The library containing DNA encoding the mutant HA proteins was split into four pools. The first pool was sequenced prior to selection to determine the relative abundance of each HA variant. The remaining pools were subjected to identical rounds of selection in MDCK dog kidney cells as hosts to provide three independent replicates. Viral RNA from the three replicates of the selection was sequenced to determine the relative fitness of each variant and the inherent variability of the measurement. The results presented a treasure trove of information. For starters, a lot is known about HA’s ability to accommodate mutations just from the analysis of current and past influenza strains. Some positions are invariant, such as cysteine residues that form intra-protein disulfide bonds needed for proper folding and stability. The selection process correctly identified many residues that are never mutated in nature. At the other extreme are residues that are often mutated, for example residues that span epitopes recognized by antibodies. Again, the selection process was able to identify many of the tolerant positions in HA. In addition, the process identified many previously untested residues that were either invariant or highly variable.
The HA protein can be thought of as composed of two domains, the head, which protrudes out, away from the virus particle and is exposed to the immune system, and the stalk, which spans from the head to the virion’s membrane and is less exposed. Previous work with an HA variant from a virus from the 1930’s suggested that the head domain is much more tolerant to amino acid substitution than the stalk. Lee and colleagues found that in their HA, the head and stalk were able to tolerate substitutions to an equal extent. The difference may be due to subtle differences inherent to the two variants, the 2010’s HA is an H3 subtype while the 1930’s HA is an H1. A major goal of the study was to determine which mutations are likely to persist in nature and thus pose a threat. To determine whether the laboratory selection process mimicked natural selection, the authors looked at past HA sequences to see whether mutations that were deemed deleterious in the laboratory ever persisted in nature. The answer was largely “no”. The laboratory selection accurately predicted mutations that were unlikely to persist and dominate in human outbreaks. Conversely, mutations that persist in the laboratory also tend to be found more frequently in natural isolates.

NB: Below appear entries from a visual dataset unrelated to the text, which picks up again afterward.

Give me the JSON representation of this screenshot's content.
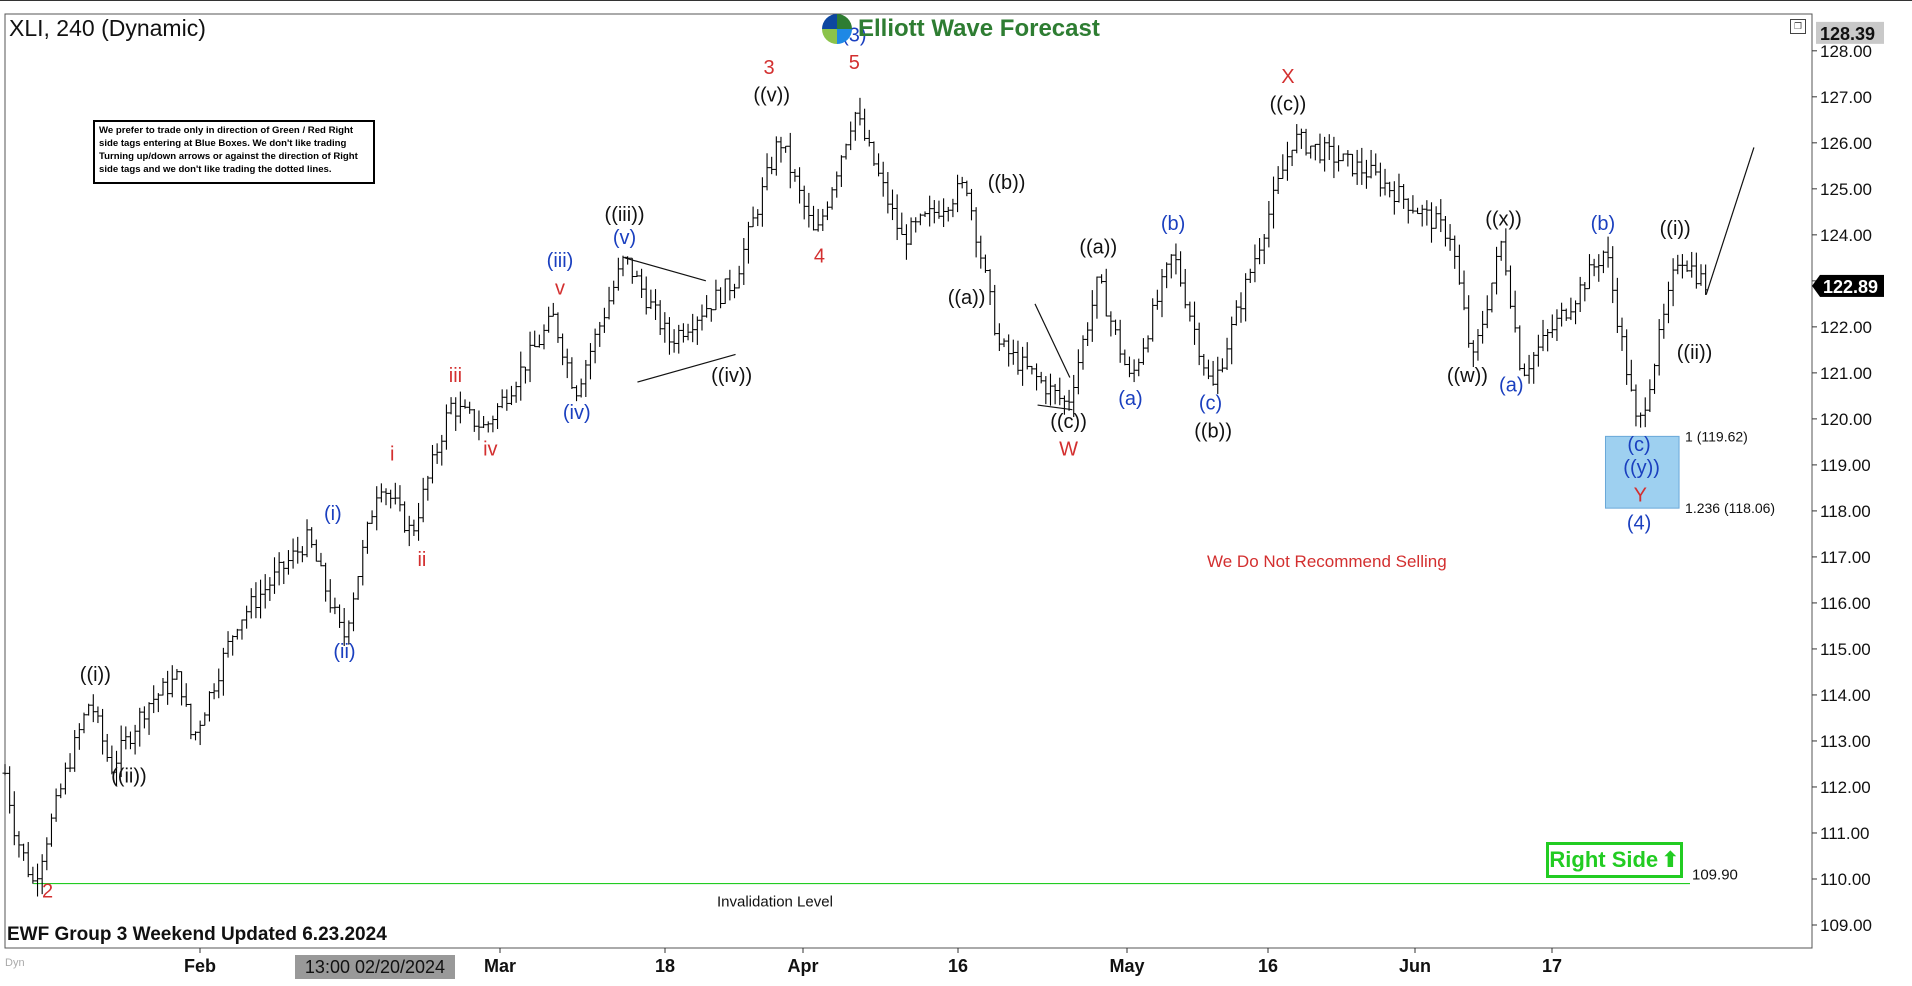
{
  "chart_data": {
    "type": "ohlc",
    "title": "XLI, 240 (Dynamic)",
    "x_axis": {
      "ticks": [
        "Feb",
        "Mar",
        "18",
        "Apr",
        "16",
        "May",
        "16",
        "Jun",
        "17"
      ],
      "cursor_label": "13:00 02/20/2024"
    },
    "y_axis": {
      "range": [
        108.5,
        128.8
      ],
      "ticks": [
        "128.00",
        "127.00",
        "126.00",
        "125.00",
        "124.00",
        "123.00",
        "122.00",
        "121.00",
        "120.00",
        "119.00",
        "118.00",
        "117.00",
        "116.00",
        "115.00",
        "114.00",
        "113.00",
        "112.00",
        "111.00",
        "110.00",
        "109.00"
      ],
      "high_label": "128.39",
      "last_label": "122.89"
    },
    "price_path": [
      {
        "t": 0,
        "p": 112.3
      },
      {
        "t": 8,
        "p": 111.0
      },
      {
        "t": 22,
        "p": 109.9
      },
      {
        "t": 48,
        "p": 112.4
      },
      {
        "t": 66,
        "p": 113.9
      },
      {
        "t": 82,
        "p": 112.4
      },
      {
        "t": 110,
        "p": 113.8
      },
      {
        "t": 135,
        "p": 114.4
      },
      {
        "t": 145,
        "p": 113.0
      },
      {
        "t": 180,
        "p": 115.6
      },
      {
        "t": 235,
        "p": 117.4
      },
      {
        "t": 262,
        "p": 115.2
      },
      {
        "t": 290,
        "p": 118.7
      },
      {
        "t": 315,
        "p": 117.5
      },
      {
        "t": 345,
        "p": 120.3
      },
      {
        "t": 372,
        "p": 119.8
      },
      {
        "t": 425,
        "p": 122.2
      },
      {
        "t": 442,
        "p": 120.6
      },
      {
        "t": 480,
        "p": 123.5
      },
      {
        "t": 515,
        "p": 121.7
      },
      {
        "t": 565,
        "p": 123.0
      },
      {
        "t": 600,
        "p": 126.1
      },
      {
        "t": 628,
        "p": 123.9
      },
      {
        "t": 658,
        "p": 126.7
      },
      {
        "t": 695,
        "p": 123.9
      },
      {
        "t": 745,
        "p": 125.1
      },
      {
        "t": 770,
        "p": 121.6
      },
      {
        "t": 823,
        "p": 120.3
      },
      {
        "t": 847,
        "p": 123.0
      },
      {
        "t": 872,
        "p": 120.8
      },
      {
        "t": 905,
        "p": 123.6
      },
      {
        "t": 935,
        "p": 120.6
      },
      {
        "t": 998,
        "p": 126.1
      },
      {
        "t": 1060,
        "p": 125.3
      },
      {
        "t": 1120,
        "p": 124.0
      },
      {
        "t": 1137,
        "p": 121.2
      },
      {
        "t": 1160,
        "p": 123.9
      },
      {
        "t": 1175,
        "p": 121.0
      },
      {
        "t": 1215,
        "p": 122.6
      },
      {
        "t": 1240,
        "p": 123.7
      },
      {
        "t": 1265,
        "p": 119.7
      },
      {
        "t": 1297,
        "p": 123.6
      },
      {
        "t": 1318,
        "p": 122.9
      }
    ],
    "levels": [
      {
        "label": "109.90",
        "value": 109.9,
        "color": "#22cc22",
        "text": "Invalidation Level"
      },
      {
        "label": "1 (119.62)",
        "value": 119.62
      },
      {
        "label": "1.236 (118.06)",
        "value": 118.06
      }
    ],
    "blue_box": {
      "from": 119.62,
      "to": 118.06,
      "color": "#9ed0f0"
    },
    "wave_labels": [
      {
        "text": "2",
        "t": 33,
        "p": 109.6,
        "color": "#d32f2f"
      },
      {
        "text": "((i))",
        "t": 70,
        "p": 114.3,
        "color": "#111111"
      },
      {
        "text": "((ii))",
        "t": 96,
        "p": 112.1,
        "color": "#111111"
      },
      {
        "text": "(i)",
        "t": 254,
        "p": 117.8,
        "color": "#1a3fbf"
      },
      {
        "text": "(ii)",
        "t": 263,
        "p": 114.8,
        "color": "#1a3fbf"
      },
      {
        "text": "i",
        "t": 300,
        "p": 119.1,
        "color": "#d32f2f"
      },
      {
        "text": "ii",
        "t": 323,
        "p": 116.8,
        "color": "#d32f2f"
      },
      {
        "text": "iii",
        "t": 349,
        "p": 120.8,
        "color": "#d32f2f"
      },
      {
        "text": "iv",
        "t": 376,
        "p": 119.2,
        "color": "#d32f2f"
      },
      {
        "text": "(iii)",
        "t": 430,
        "p": 123.3,
        "color": "#1a3fbf"
      },
      {
        "text": "v",
        "t": 430,
        "p": 122.7,
        "color": "#d32f2f"
      },
      {
        "text": "(iv)",
        "t": 443,
        "p": 120.0,
        "color": "#1a3fbf"
      },
      {
        "text": "((iii))",
        "t": 480,
        "p": 124.3,
        "color": "#111111"
      },
      {
        "text": "(v)",
        "t": 480,
        "p": 123.8,
        "color": "#1a3fbf"
      },
      {
        "text": "((iv))",
        "t": 563,
        "p": 120.8,
        "color": "#111111"
      },
      {
        "text": "3",
        "t": 592,
        "p": 127.5,
        "color": "#d32f2f"
      },
      {
        "text": "((v))",
        "t": 594,
        "p": 126.9,
        "color": "#111111"
      },
      {
        "text": "4",
        "t": 631,
        "p": 123.4,
        "color": "#d32f2f"
      },
      {
        "text": "(3)",
        "t": 658,
        "p": 128.2,
        "color": "#1a3fbf"
      },
      {
        "text": "5",
        "t": 658,
        "p": 127.6,
        "color": "#d32f2f"
      },
      {
        "text": "((b))",
        "t": 776,
        "p": 125.0,
        "color": "#111111"
      },
      {
        "text": "((a))",
        "t": 745,
        "p": 122.5,
        "color": "#111111"
      },
      {
        "text": "((c))",
        "t": 824,
        "p": 119.8,
        "color": "#111111"
      },
      {
        "text": "W",
        "t": 824,
        "p": 119.2,
        "color": "#d32f2f"
      },
      {
        "text": "((a))",
        "t": 847,
        "p": 123.6,
        "color": "#111111"
      },
      {
        "text": "(a)",
        "t": 872,
        "p": 120.3,
        "color": "#1a3fbf"
      },
      {
        "text": "(b)",
        "t": 905,
        "p": 124.1,
        "color": "#1a3fbf"
      },
      {
        "text": "(c)",
        "t": 934,
        "p": 120.2,
        "color": "#1a3fbf"
      },
      {
        "text": "((b))",
        "t": 936,
        "p": 119.6,
        "color": "#111111"
      },
      {
        "text": "X",
        "t": 994,
        "p": 127.3,
        "color": "#d32f2f"
      },
      {
        "text": "((c))",
        "t": 994,
        "p": 126.7,
        "color": "#111111"
      },
      {
        "text": "((x))",
        "t": 1161,
        "p": 124.2,
        "color": "#111111"
      },
      {
        "text": "((w))",
        "t": 1133,
        "p": 120.8,
        "color": "#111111"
      },
      {
        "text": "(a)",
        "t": 1167,
        "p": 120.6,
        "color": "#1a3fbf"
      },
      {
        "text": "(b)",
        "t": 1238,
        "p": 124.1,
        "color": "#1a3fbf"
      },
      {
        "text": "((i))",
        "t": 1294,
        "p": 124.0,
        "color": "#111111"
      },
      {
        "text": "((ii))",
        "t": 1309,
        "p": 121.3,
        "color": "#111111"
      },
      {
        "text": "(c)",
        "t": 1266,
        "p": 119.3,
        "color": "#1a3fbf"
      },
      {
        "text": "((y))",
        "t": 1268,
        "p": 118.8,
        "color": "#1a3fbf"
      },
      {
        "text": "Y",
        "t": 1267,
        "p": 118.2,
        "color": "#d32f2f"
      },
      {
        "text": "(4)",
        "t": 1266,
        "p": 117.6,
        "color": "#1a3fbf"
      }
    ],
    "patterns": [
      {
        "type": "triangle",
        "points": [
          [
            480,
            123.5
          ],
          [
            543,
            123.0
          ],
          [
            490,
            120.8
          ],
          [
            566,
            121.4
          ]
        ]
      },
      {
        "type": "wedge",
        "points": [
          [
            798,
            122.5
          ],
          [
            825,
            120.9
          ],
          [
            800,
            120.3
          ],
          [
            827,
            120.2
          ]
        ]
      }
    ],
    "projection": [
      [
        1318,
        122.7
      ],
      [
        1355,
        125.9
      ]
    ],
    "colors": {
      "primary": "#111111",
      "wave_red": "#d32f2f",
      "wave_blue": "#1a3fbf",
      "right_side": "#22cc22",
      "box": "#9ed0f0"
    }
  },
  "header": {
    "title": "XLI, 240 (Dynamic)",
    "brand": "Elliott Wave Forecast"
  },
  "note": "We prefer to trade only in direction of Green / Red Right side tags entering at Blue Boxes. We don't like trading Turning up/down arrows or against the direction of Right side tags and we don't like trading the dotted lines.",
  "annotations": {
    "recommend": "We Do Not Recommend Selling",
    "right_side": "Right Side",
    "right_side_icon": "arrow-up-icon",
    "invalidation": "Invalidation Level",
    "footer": "EWF Group 3 Weekend Updated 6.23.2024",
    "watermark": "Dyn"
  }
}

The study by Lee and colleagues represents the first comprehensive, functional analysis of the evolvability of each residue in the influenza HA protein. The results suggest that laboratory determination of fitness can provide accurate information about the future evolutionary trajectory of influenza outbreaks giving the WHO important new tools in the annual vaccine selection process.
Research was supported by the National Institutes of Health, Howard Hughes Medical Institute, Simons Foundation, Burroughs Welcome Foundation and Pew Charitable Trusts.
Lee J.M., Huddleston J., Doud M.B., Hooper K.A., Wu N.C., Bedford T., Bloom J.D. 2018. Deep mutational scanning of hemagglutinin helps predict evolutionary fates of human H3N2 influenza variants. Proceedings of the National Academy of Sciences. 28;115(35):E8276-E8285.